Dog gene map may help explain human diseases

U.S. scientists say a detailed analysis of the dog genome answers such questions as how dogs of a different breed still belong to the same species, and may also explain some aspects of human health and biology.

A U.S. government-funded study has assembled the complete genetic map of an inbred boxer named Tasha which not only helps explain how poodles differ from jackals, but might offer insights into bone cancer, blindness and epilepsy, say the researchers.

According to Dr Eric Lander, a gene expert at the Broad Institute at the Massachusetts Institute of Technology and Harvard University, who helped coordinate the study, the knowledge will make the identification of many disease genes 50 times easier.

Lander believes in the next three to four years it will become possible to identify a gene for bone cancer in dogs.

In the study researchers at 15 institutions described how they compared the genetic blueprint of the boxer with 10 other breeds.
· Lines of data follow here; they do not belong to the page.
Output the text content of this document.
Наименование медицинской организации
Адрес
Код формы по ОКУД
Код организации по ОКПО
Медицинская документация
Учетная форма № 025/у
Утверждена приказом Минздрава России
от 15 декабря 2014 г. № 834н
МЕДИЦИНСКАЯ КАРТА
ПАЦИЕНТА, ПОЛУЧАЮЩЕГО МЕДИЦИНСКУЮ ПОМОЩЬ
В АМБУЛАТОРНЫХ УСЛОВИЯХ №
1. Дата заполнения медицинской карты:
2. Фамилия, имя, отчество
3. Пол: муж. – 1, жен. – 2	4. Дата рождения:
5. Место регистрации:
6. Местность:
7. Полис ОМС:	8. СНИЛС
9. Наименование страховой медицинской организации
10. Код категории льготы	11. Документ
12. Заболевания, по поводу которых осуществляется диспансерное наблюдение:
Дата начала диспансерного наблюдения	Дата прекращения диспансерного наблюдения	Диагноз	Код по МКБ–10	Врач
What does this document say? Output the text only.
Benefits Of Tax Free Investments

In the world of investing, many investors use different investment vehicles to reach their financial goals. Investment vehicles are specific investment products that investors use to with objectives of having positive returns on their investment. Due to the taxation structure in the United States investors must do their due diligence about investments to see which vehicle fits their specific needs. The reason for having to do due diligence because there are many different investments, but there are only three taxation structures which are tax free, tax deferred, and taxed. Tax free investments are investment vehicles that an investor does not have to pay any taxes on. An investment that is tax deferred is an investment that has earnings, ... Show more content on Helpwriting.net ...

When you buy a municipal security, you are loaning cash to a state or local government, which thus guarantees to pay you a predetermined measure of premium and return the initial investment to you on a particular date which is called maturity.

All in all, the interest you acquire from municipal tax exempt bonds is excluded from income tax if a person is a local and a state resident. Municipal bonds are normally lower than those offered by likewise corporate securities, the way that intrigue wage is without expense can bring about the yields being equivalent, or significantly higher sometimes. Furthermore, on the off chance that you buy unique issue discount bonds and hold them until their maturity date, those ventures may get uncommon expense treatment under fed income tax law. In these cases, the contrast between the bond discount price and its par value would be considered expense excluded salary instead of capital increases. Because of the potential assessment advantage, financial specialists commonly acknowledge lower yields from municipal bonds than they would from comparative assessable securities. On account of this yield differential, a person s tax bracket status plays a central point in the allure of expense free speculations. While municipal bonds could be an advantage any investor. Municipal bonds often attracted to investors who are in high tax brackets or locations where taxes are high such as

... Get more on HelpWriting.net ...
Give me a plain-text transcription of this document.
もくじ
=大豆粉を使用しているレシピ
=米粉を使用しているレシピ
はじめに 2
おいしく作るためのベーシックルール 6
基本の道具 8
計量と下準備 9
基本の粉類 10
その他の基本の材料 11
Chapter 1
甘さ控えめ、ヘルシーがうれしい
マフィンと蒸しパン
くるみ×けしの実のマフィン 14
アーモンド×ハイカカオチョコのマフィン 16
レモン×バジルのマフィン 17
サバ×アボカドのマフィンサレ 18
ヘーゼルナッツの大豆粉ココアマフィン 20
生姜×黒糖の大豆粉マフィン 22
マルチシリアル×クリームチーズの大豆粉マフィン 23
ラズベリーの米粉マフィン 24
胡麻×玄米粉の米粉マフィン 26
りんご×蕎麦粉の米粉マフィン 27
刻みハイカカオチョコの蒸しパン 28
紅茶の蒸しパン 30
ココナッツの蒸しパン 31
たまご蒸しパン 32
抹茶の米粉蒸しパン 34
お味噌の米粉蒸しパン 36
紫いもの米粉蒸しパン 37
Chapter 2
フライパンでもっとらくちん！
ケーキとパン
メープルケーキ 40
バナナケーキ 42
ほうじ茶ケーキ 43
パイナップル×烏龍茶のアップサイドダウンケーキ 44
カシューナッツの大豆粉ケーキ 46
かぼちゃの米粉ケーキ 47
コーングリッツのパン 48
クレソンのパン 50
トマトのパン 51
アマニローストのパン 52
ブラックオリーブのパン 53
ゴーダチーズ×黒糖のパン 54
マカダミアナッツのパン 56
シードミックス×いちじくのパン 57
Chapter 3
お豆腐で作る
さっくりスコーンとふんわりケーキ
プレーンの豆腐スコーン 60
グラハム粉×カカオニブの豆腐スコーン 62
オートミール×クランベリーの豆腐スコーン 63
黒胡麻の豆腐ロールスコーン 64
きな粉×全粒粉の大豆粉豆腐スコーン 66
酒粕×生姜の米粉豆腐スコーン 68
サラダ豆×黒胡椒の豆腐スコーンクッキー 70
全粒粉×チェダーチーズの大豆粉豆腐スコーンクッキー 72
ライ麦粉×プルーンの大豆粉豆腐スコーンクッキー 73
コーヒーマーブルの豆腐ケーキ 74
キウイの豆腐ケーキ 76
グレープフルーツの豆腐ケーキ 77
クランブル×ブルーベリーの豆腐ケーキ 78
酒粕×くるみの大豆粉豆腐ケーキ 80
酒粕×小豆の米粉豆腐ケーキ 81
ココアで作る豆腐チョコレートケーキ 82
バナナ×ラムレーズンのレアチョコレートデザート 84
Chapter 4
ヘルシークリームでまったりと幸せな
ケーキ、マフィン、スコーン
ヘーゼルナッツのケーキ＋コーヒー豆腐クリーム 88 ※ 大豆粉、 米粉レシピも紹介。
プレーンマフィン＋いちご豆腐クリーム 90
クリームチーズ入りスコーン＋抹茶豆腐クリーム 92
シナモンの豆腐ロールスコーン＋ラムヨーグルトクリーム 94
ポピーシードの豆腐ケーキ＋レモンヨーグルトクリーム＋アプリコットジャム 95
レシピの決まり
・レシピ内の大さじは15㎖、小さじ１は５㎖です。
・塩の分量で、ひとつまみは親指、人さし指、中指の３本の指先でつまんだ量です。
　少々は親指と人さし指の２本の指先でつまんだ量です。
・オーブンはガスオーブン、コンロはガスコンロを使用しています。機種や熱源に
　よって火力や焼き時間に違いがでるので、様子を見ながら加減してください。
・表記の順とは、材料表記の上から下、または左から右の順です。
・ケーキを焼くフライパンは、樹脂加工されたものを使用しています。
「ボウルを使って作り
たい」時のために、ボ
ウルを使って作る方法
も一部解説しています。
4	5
They also compared the dog genome to the already-completed maps of human genes, mice, rats and chimpanzees.

The team, led by the Broad Institute's Kerstin Lindblad-Toh, sequenced the 2.4 billion letters of Tasha's DNA, representing 39 pairs of chromosomes.

There is apparently one big difference between dogs and people, human genes are found on just 23 pairs of chromosomes.

The researchers also compiled a catalog of 2.5 million single-nucleotide polymorphisms, one-letter changes in the genetic code, that differ among the 10 breeds of dogs studied.

The genes that make some dogs big and others little, that give some dogs long snouts and others pushed-in faces, and that predispose some dogs to certain diseases provides an excellent basis for studying biology, medicine and evolution.

Hans Ellegren of Uppsala University in Sweden says the hundreds of years of careful inbreeding to produce the various breeds have delivered a geneticist's dream model for human genetic disease.

It was back in 2003 that teams at the Institute for Genomic Research and genome entrepreneur Craig Venter's Center for the Advancement of Genomics in Rockville, Maryland, published a genetic map of Venter's pet poodle.

But the current U.S. government-funded study is apparently more complete and systematic.

Lander says that up until now they only had little shreds of the dog genome, whereas now they have 'the entire book from end to end, ready to read'.

The researchers held a news conference at a dog show in Massachusetts, and it was clear they were dog lovers.

According to Lander the incredible physical and behavioral diversity of dogs is encoded in their genomes, and it can uniquely help us understand embryonic development, neurobiology, human disease and the basis of evolution.

Elaine Ostrander, chief of cancer genetics at the National Human Genome Research Institute, agrees that dog genetics could help narrow down the search for human disease genes.

Ostrander says the leading causes of death in dogs are a variety of cancers, and many of them are very similar biologically to human cancers.

Dr. Matthew Breen, associate professor of genomics at North Carolina State University, who worked on the project, also says that dogs have many habits similar to humans, and the cancers that dogs get are exactly the same as the cancers that humans get.

The study and the comments relating to it are published in the science journal Nature.